Settlement professionals at this point are probably throwing up their hands and saying “ What difference does it make?” Their point being that the commission has been “baked in” to the pricing for decades, no one ever asks and the actual client buying the annuity is the casualty company, so as to fund the structure laid out in the settlement agreement and release. The injured party isn’t even the buyer, according to this logic, but is simply the recipient of a cash flow that happens to be provided by an annuity company selected by the defendants in most cases.  According to this logic, the question by most professionals is "Who cares about commission and pricing disclosure?"

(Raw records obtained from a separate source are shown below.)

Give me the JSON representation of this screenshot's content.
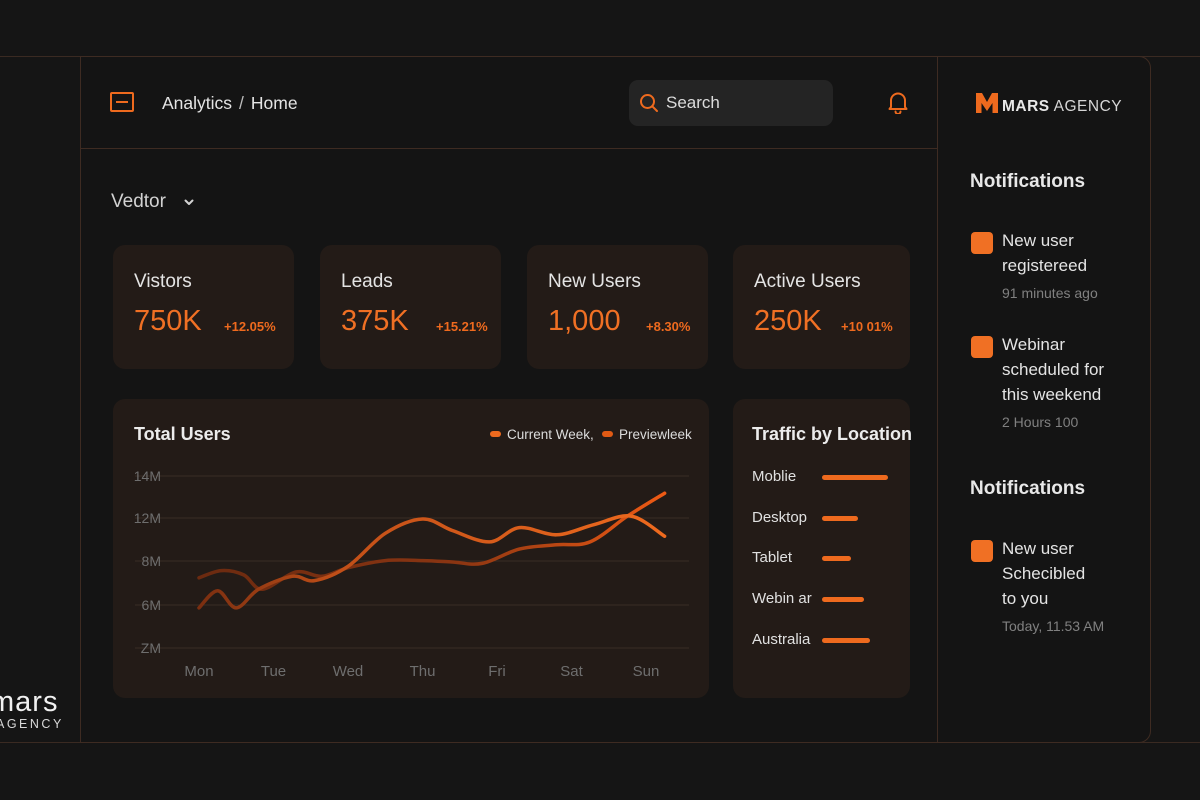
{
  "background": {
    "logo_line1": "mars",
    "logo_line2": "AGENCY"
  },
  "header": {
    "breadcrumb": [
      "Analytics",
      "Home"
    ],
    "search_placeholder": "Search"
  },
  "selector": {
    "label": "Vedtor"
  },
  "stats": [
    {
      "label": "Vistors",
      "value": "750K",
      "change": "+12.05%"
    },
    {
      "label": "Leads",
      "value": "375K",
      "change": "+15.21%"
    },
    {
      "label": "New Users",
      "value": "1,000",
      "change": "+8.30%"
    },
    {
      "label": "Active Users",
      "value": "250K",
      "change": "+10 01%"
    }
  ],
  "chart": {
    "title": "Total Users",
    "legend": [
      "Current Week,",
      "Previewleek"
    ]
  },
  "chart_data": {
    "type": "line",
    "title": "Total Users",
    "categories": [
      "Mon",
      "Tue",
      "Wed",
      "Thu",
      "Fri",
      "Sat",
      "Sun"
    ],
    "y_tick_labels": [
      "14M",
      "12M",
      "8M",
      "6M",
      "ZM"
    ],
    "ylim": [
      2,
      14
    ],
    "series": [
      {
        "name": "Current Week,",
        "x": [
          0,
          0.25,
          0.5,
          0.8,
          1.25,
          1.55,
          2.0,
          2.5,
          3.0,
          3.4,
          3.9,
          4.3,
          4.8,
          5.3,
          5.8,
          6.25
        ],
        "values": [
          4.8,
          6.0,
          4.8,
          6.1,
          7.0,
          6.7,
          7.7,
          10.0,
          11.0,
          10.2,
          9.4,
          10.4,
          9.9,
          10.6,
          11.2,
          9.8
        ]
      },
      {
        "name": "Previewleek",
        "x": [
          0,
          0.3,
          0.6,
          0.85,
          1.3,
          1.65,
          2.0,
          2.5,
          3.0,
          3.4,
          3.8,
          4.3,
          4.8,
          5.25,
          5.75,
          6.25
        ],
        "values": [
          6.9,
          7.4,
          7.1,
          6.1,
          7.3,
          7.0,
          7.6,
          8.1,
          8.1,
          8.0,
          7.9,
          8.9,
          9.2,
          9.4,
          11.2,
          12.8
        ]
      }
    ]
  },
  "traffic": {
    "title": "Traffic by Location",
    "items": [
      {
        "label": "Moblie",
        "share": 1.0
      },
      {
        "label": "Desktop",
        "share": 0.55
      },
      {
        "label": "Tablet",
        "share": 0.44
      },
      {
        "label": "Webin ar",
        "share": 0.63
      },
      {
        "label": "Australia",
        "share": 0.73
      }
    ]
  },
  "sidebar": {
    "brand_bold": "MARS",
    "brand_light": "AGENCY",
    "section1_title": "Notifications",
    "section2_title": "Notifications",
    "notifications": [
      {
        "line1": "New user",
        "line2": "registereed",
        "line3": "",
        "time": "91 minutes ago"
      },
      {
        "line1": "Webinar",
        "line2": "scheduled for",
        "line3": "this weekend",
        "time": "2 Hours 100"
      },
      {
        "line1": "New user",
        "line2": "Schecibled",
        "line3": "to you",
        "time": "Today, 11.53 AM"
      }
    ]
  },
  "colors": {
    "accent": "#ee6a1e",
    "accent_dark": "#9a3a12",
    "card_bg": "#231b17",
    "page_bg": "#151515"
  }
}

Well, as the AIG class action case seems to indicate, as did the Spencer vs Hartford case which ended the Hartford’s commission rebating on structures, trial lawyers, consumer advocates, judges and increasingly regulators, ALL seem to care. Many are in fact taking a dim view of this opaque process that is often filled with potential conflicts of interest. Further, some of our profession’s biggest competitors, such as trust companies, investment advisers and others are making the professions lack of disclosure in pricing and commissions a BIG issue in their presentations to injury victims, highlighting the level of regulatory supervision they need to adhere to and the Fiduciary Standard they are required to uphold when dealing with the injury victim.

I’ll discuss the Fiduciary standard issue next week, but for this week let’s just reflect on the fact that if I, as an agent, sell a NON-Structured annuity to a consumer I am required to:

  • Provide a full, company illustrated term sheet explaining pricing, returns, liquidity costs, surrender charges and ownership/beneficiary rights and this must be signed by the owner and annuitant.

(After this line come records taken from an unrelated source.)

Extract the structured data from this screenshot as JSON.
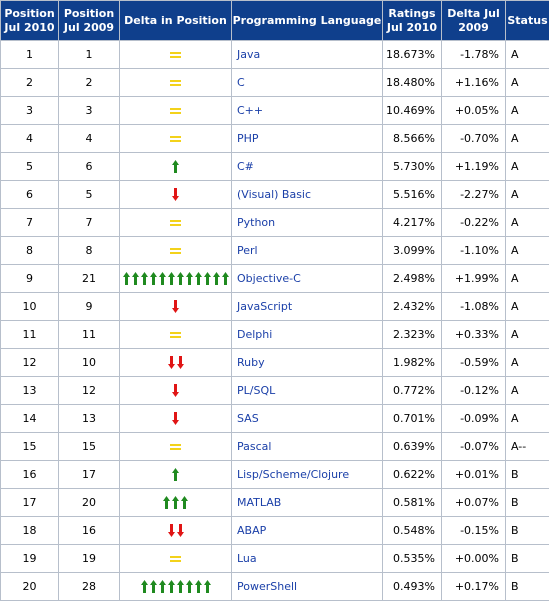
{
  "headers": {
    "pos2010": "Position Jul 2010",
    "pos2009": "Position Jul 2009",
    "delta_pos": "Delta in Position",
    "language": "Programming Language",
    "ratings": "Ratings Jul 2010",
    "delta": "Delta Jul 2009",
    "status": "Status"
  },
  "colors": {
    "up": "#1f8a1f",
    "down": "#e01515",
    "same": "#f3d21b",
    "header_bg": "#0f3f8c",
    "link": "#1a3fa8"
  },
  "rows": [
    {
      "p2010": "1",
      "p2009": "1",
      "move": "same",
      "count": 1,
      "lang": "Java",
      "rating": "18.673%",
      "delta": "-1.78%",
      "status": "A"
    },
    {
      "p2010": "2",
      "p2009": "2",
      "move": "same",
      "count": 1,
      "lang": "C",
      "rating": "18.480%",
      "delta": "+1.16%",
      "status": "A"
    },
    {
      "p2010": "3",
      "p2009": "3",
      "move": "same",
      "count": 1,
      "lang": "C++",
      "rating": "10.469%",
      "delta": "+0.05%",
      "status": "A"
    },
    {
      "p2010": "4",
      "p2009": "4",
      "move": "same",
      "count": 1,
      "lang": "PHP",
      "rating": "8.566%",
      "delta": "-0.70%",
      "status": "A"
    },
    {
      "p2010": "5",
      "p2009": "6",
      "move": "up",
      "count": 1,
      "lang": "C#",
      "rating": "5.730%",
      "delta": "+1.19%",
      "status": "A"
    },
    {
      "p2010": "6",
      "p2009": "5",
      "move": "down",
      "count": 1,
      "lang": "(Visual) Basic",
      "rating": "5.516%",
      "delta": "-2.27%",
      "status": "A"
    },
    {
      "p2010": "7",
      "p2009": "7",
      "move": "same",
      "count": 1,
      "lang": "Python",
      "rating": "4.217%",
      "delta": "-0.22%",
      "status": "A"
    },
    {
      "p2010": "8",
      "p2009": "8",
      "move": "same",
      "count": 1,
      "lang": "Perl",
      "rating": "3.099%",
      "delta": "-1.10%",
      "status": "A"
    },
    {
      "p2010": "9",
      "p2009": "21",
      "move": "up",
      "count": 12,
      "lang": "Objective-C",
      "rating": "2.498%",
      "delta": "+1.99%",
      "status": "A"
    },
    {
      "p2010": "10",
      "p2009": "9",
      "move": "down",
      "count": 1,
      "lang": "JavaScript",
      "rating": "2.432%",
      "delta": "-1.08%",
      "status": "A"
    },
    {
      "p2010": "11",
      "p2009": "11",
      "move": "same",
      "count": 1,
      "lang": "Delphi",
      "rating": "2.323%",
      "delta": "+0.33%",
      "status": "A"
    },
    {
      "p2010": "12",
      "p2009": "10",
      "move": "down",
      "count": 2,
      "lang": "Ruby",
      "rating": "1.982%",
      "delta": "-0.59%",
      "status": "A"
    },
    {
      "p2010": "13",
      "p2009": "12",
      "move": "down",
      "count": 1,
      "lang": "PL/SQL",
      "rating": "0.772%",
      "delta": "-0.12%",
      "status": "A"
    },
    {
      "p2010": "14",
      "p2009": "13",
      "move": "down",
      "count": 1,
      "lang": "SAS",
      "rating": "0.701%",
      "delta": "-0.09%",
      "status": "A"
    },
    {
      "p2010": "15",
      "p2009": "15",
      "move": "same",
      "count": 1,
      "lang": "Pascal",
      "rating": "0.639%",
      "delta": "-0.07%",
      "status": "A--"
    },
    {
      "p2010": "16",
      "p2009": "17",
      "move": "up",
      "count": 1,
      "lang": "Lisp/Scheme/Clojure",
      "rating": "0.622%",
      "delta": "+0.01%",
      "status": "B"
    },
    {
      "p2010": "17",
      "p2009": "20",
      "move": "up",
      "count": 3,
      "lang": "MATLAB",
      "rating": "0.581%",
      "delta": "+0.07%",
      "status": "B"
    },
    {
      "p2010": "18",
      "p2009": "16",
      "move": "down",
      "count": 2,
      "lang": "ABAP",
      "rating": "0.548%",
      "delta": "-0.15%",
      "status": "B"
    },
    {
      "p2010": "19",
      "p2009": "19",
      "move": "same",
      "count": 1,
      "lang": "Lua",
      "rating": "0.535%",
      "delta": "+0.00%",
      "status": "B"
    },
    {
      "p2010": "20",
      "p2009": "28",
      "move": "up",
      "count": 8,
      "lang": "PowerShell",
      "rating": "0.493%",
      "delta": "+0.17%",
      "status": "B"
    }
  ]
}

  • I am required to do a full suitability interview with the client to determine assets, income, sophistication, understanding of the product and how we arrived at the decision that this annuity makes sense for them.

  • The client must sign the disclosure agreement, must initial or sign the illustration and I must, under penalty of perjury, sign that the statements, disclosures and information is true to the best of my belief.

Few, if any, of these things are required when we write a structured settlement annuity contract for people who are typically unsophisticated, badly injured or impaired.

My question to the Settlement Profession is How long do you feel that this major and glaring difference in standards is going to continue in a world where disclosure and fiduciary standards are becoming the norm across all financial sales and investments?

In short, our failure to simply follow the same standards that are required of any life or annuity agent when selling these contracts, is coming back to bite the structured settlement annuity profession and it’s time to change voluntarily before change is forced upon us. The AIG Class Action and RICO suit might seem like a distraction to some in the settlement profession. I can promise you that it is much bigger than that, and that structured settlement professionals need to take this head on and change our disclosure, pricing and sales practices to at least match those required of us in non- structured settlement sales.